The Salter 5 fracture is relatively rare; it is a severe injury to the physis due to axial compression, crushing the physis. Growth plate problems are relatively frequent after this injury. Careful follow-up is necessary. Radiographs are often insufficient to make a conclusive diagnosis, a CT scan or MRI may aid diagnosis (see diagnostic evaluation).


Signs and Symptoms

This fracture usually presents with relatively little swelling. It presents with local pain, refusal to use the injured body part despite minimal radiographic signs, and tenderness on examination.

Diagnostic Evaluation

Plain radiograph may not be sufficient for diagnosis.
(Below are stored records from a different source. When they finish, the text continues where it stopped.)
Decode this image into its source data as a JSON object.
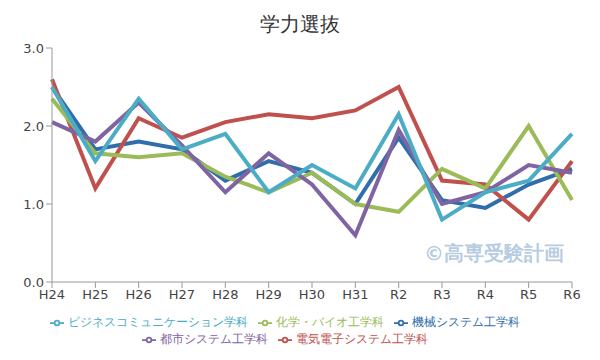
{
  "chart_data": {
    "type": "line",
    "title": "学力選抜",
    "annotations": [
      "©高専受験計画"
    ],
    "categories": [
      "H24",
      "H25",
      "H26",
      "H27",
      "H28",
      "H29",
      "H30",
      "H31",
      "R2",
      "R3",
      "R4",
      "R5",
      "R6"
    ],
    "series": [
      {
        "name": "機械システム工学科",
        "color": "#2f6eab",
        "values": [
          2.5,
          1.7,
          1.8,
          1.7,
          1.3,
          1.55,
          1.4,
          1.0,
          1.85,
          1.05,
          0.95,
          1.25,
          1.45
        ]
      },
      {
        "name": "電気電子システム工学科",
        "color": "#c0504d",
        "values": [
          2.6,
          1.2,
          2.1,
          1.85,
          2.05,
          2.15,
          2.1,
          2.2,
          2.5,
          1.3,
          1.25,
          0.8,
          1.55
        ]
      },
      {
        "name": "化学・バイオ工学科",
        "color": "#9bbb59",
        "values": [
          2.35,
          1.65,
          1.6,
          1.65,
          1.35,
          1.15,
          1.4,
          1.0,
          0.9,
          1.45,
          1.2,
          2.0,
          1.05
        ]
      },
      {
        "name": "都市システム工学科",
        "color": "#8064a2",
        "values": [
          2.05,
          1.8,
          2.3,
          1.75,
          1.15,
          1.65,
          1.25,
          0.6,
          1.95,
          1.0,
          1.15,
          1.5,
          1.4
        ]
      },
      {
        "name": "ビジネスコミュニケーション学科",
        "color": "#4bacc6",
        "values": [
          2.5,
          1.55,
          2.35,
          1.7,
          1.9,
          1.15,
          1.5,
          1.2,
          2.15,
          0.8,
          1.15,
          1.3,
          1.9
        ]
      }
    ],
    "ylim": [
      0,
      3
    ],
    "yticks": [
      {
        "value": 0,
        "label": "0.0"
      },
      {
        "value": 1,
        "label": "1.0"
      },
      {
        "value": 2,
        "label": "2.0"
      },
      {
        "value": 3,
        "label": "3.0"
      }
    ],
    "grid": false,
    "legend": "bottom"
  }
}
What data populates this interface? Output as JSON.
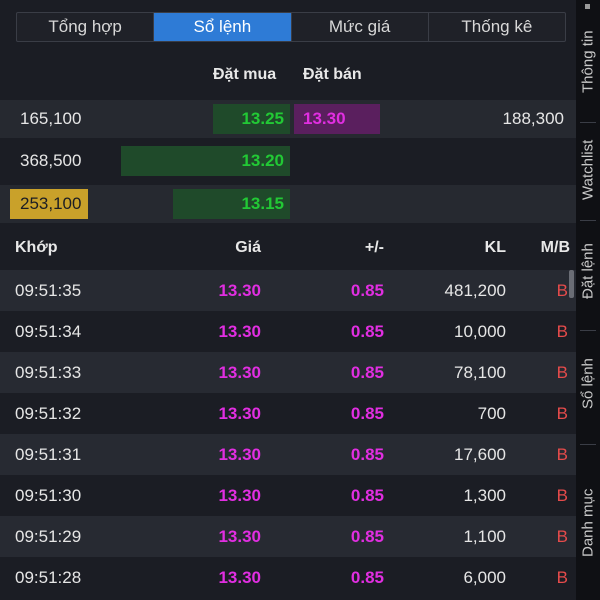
{
  "tabs": [
    {
      "label": "Tổng hợp",
      "active": false
    },
    {
      "label": "Sổ lệnh",
      "active": true
    },
    {
      "label": "Mức giá",
      "active": false
    },
    {
      "label": "Thống kê",
      "active": false
    }
  ],
  "side_tabs": [
    "Thông tin",
    "Watchlist",
    "Đặt lệnh",
    "Sổ lệnh",
    "Danh mục"
  ],
  "order_book": {
    "bid_header": "Đặt mua",
    "ask_header": "Đặt bán",
    "rows": [
      {
        "bid_volume": "165,100",
        "bid_price": "13.25",
        "ask_price": "13.30",
        "ask_volume": "188,300"
      },
      {
        "bid_volume": "368,500",
        "bid_price": "13.20",
        "ask_price": "",
        "ask_volume": ""
      },
      {
        "bid_volume": "253,100",
        "bid_price": "13.15",
        "ask_price": "",
        "ask_volume": ""
      }
    ]
  },
  "trades": {
    "headers": {
      "time": "Khớp",
      "price": "Giá",
      "change": "+/-",
      "volume": "KL",
      "side": "M/B"
    },
    "rows": [
      {
        "time": "09:51:35",
        "price": "13.30",
        "change": "0.85",
        "volume": "481,200",
        "side": "B"
      },
      {
        "time": "09:51:34",
        "price": "13.30",
        "change": "0.85",
        "volume": "10,000",
        "side": "B"
      },
      {
        "time": "09:51:33",
        "price": "13.30",
        "change": "0.85",
        "volume": "78,100",
        "side": "B"
      },
      {
        "time": "09:51:32",
        "price": "13.30",
        "change": "0.85",
        "volume": "700",
        "side": "B"
      },
      {
        "time": "09:51:31",
        "price": "13.30",
        "change": "0.85",
        "volume": "17,600",
        "side": "B"
      },
      {
        "time": "09:51:30",
        "price": "13.30",
        "change": "0.85",
        "volume": "1,300",
        "side": "B"
      },
      {
        "time": "09:51:29",
        "price": "13.30",
        "change": "0.85",
        "volume": "1,100",
        "side": "B"
      },
      {
        "time": "09:51:28",
        "price": "13.30",
        "change": "0.85",
        "volume": "6,000",
        "side": "B"
      }
    ]
  },
  "colors": {
    "buy_green": "#22c935",
    "ceiling_purple": "#e12ee1",
    "active_tab_blue": "#2e7bd6",
    "highlight_gold": "#c9a12a",
    "side_red": "#e64b4b"
  }
}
CT scan may be necessary in some instances to confirm the diagnosis.

Pearl to Know

Salter 5 fracture is a pure compression injury with force compressing the epiphysis of a bone. This fracture may not be evident on plain Xray. MRI may be helpful in confirming the diagnosis. Physical examination usually demonstrates mild swelling and tenderness with the child refusing to use the affected body part.

Treatment and Recommended Follow-Up

Cast or splint is usually sufficient. Immobilization for 4 to 6 weeks is required. Careful follow-up for not less than one year is necessary so that early intervention can be initiated if a growth arrest occurs. Salter Harris type 5 fractures usually have a poor prognosis resulting in early growth plate arrest with limb length shortening. The child should be followed for at least one year for early detection of growth plate problems.